We had been looking forward to skiing Vestal Peak since we began this whole project. So it seemed fitting that we would get to attempt it on the final day of what was already agreed to be an epic trip, our Weminuche Traverse.
After four challenging days moving through the mountains we found ourselves at camp along Vestal Creek, below the mountain’s dramatic North Face, a ramp of quartzite known as the Wham Ridge. The next day, we were hoping to climb and ski this awesome mountain and then break camp and make the big move down and out to the Animas River for the train pickup that afternoon, at 2:55pm. It would be a big effort.
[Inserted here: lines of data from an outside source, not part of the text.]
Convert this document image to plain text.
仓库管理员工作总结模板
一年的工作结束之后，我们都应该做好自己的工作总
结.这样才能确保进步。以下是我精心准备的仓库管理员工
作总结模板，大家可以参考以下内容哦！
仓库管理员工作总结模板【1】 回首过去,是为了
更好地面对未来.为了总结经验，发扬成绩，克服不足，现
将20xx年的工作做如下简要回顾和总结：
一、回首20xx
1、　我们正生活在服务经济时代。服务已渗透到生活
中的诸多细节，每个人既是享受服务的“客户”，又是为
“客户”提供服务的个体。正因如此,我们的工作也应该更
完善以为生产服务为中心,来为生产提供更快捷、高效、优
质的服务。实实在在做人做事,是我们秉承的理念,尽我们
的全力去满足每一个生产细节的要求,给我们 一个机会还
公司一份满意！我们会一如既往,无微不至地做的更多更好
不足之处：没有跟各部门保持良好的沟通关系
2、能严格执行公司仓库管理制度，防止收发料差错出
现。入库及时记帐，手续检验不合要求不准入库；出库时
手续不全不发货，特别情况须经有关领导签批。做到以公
Despite its status as a classic Colorado climbing route, Wham Ridge wasn’t our ski goal. It only seems to hold skiable snow on its lower half, and a summit ski descent is what we wanted. So we set our sights on the mountain’s south side, where a narrow couloir led to a steep upper face, and a continuous (though very thin and rocky) ski line right from the top.
The climbing was really exciting. The semi-technical, mixed terrain increased in angle as we moved higher, and wind and blowing spindrift made everything a bit more gripping. But once we were on top and we could look down the line of Grenadiers to the east, and to the impressive Needle Mountains to the south, we were all keenly aware that we were experiencing something special.
The skiing was pretty fun, committing off the top with some delicate moves through exposed rock, but it was filled in enough to allow for a continuous descent. At the bottom of the couloir we traversed back to the mountain’s long east ridge saddle with West Trinity Peak and cruised north facing powder all the way back down to camp.
Vestal delivered. It was a memorable outing, which was augmented by the hustle that ensued to catch the train. Many beers were consumed to honor this five star day (and week).
Check out Vestal. The big effort to get there will definitely be rewarded.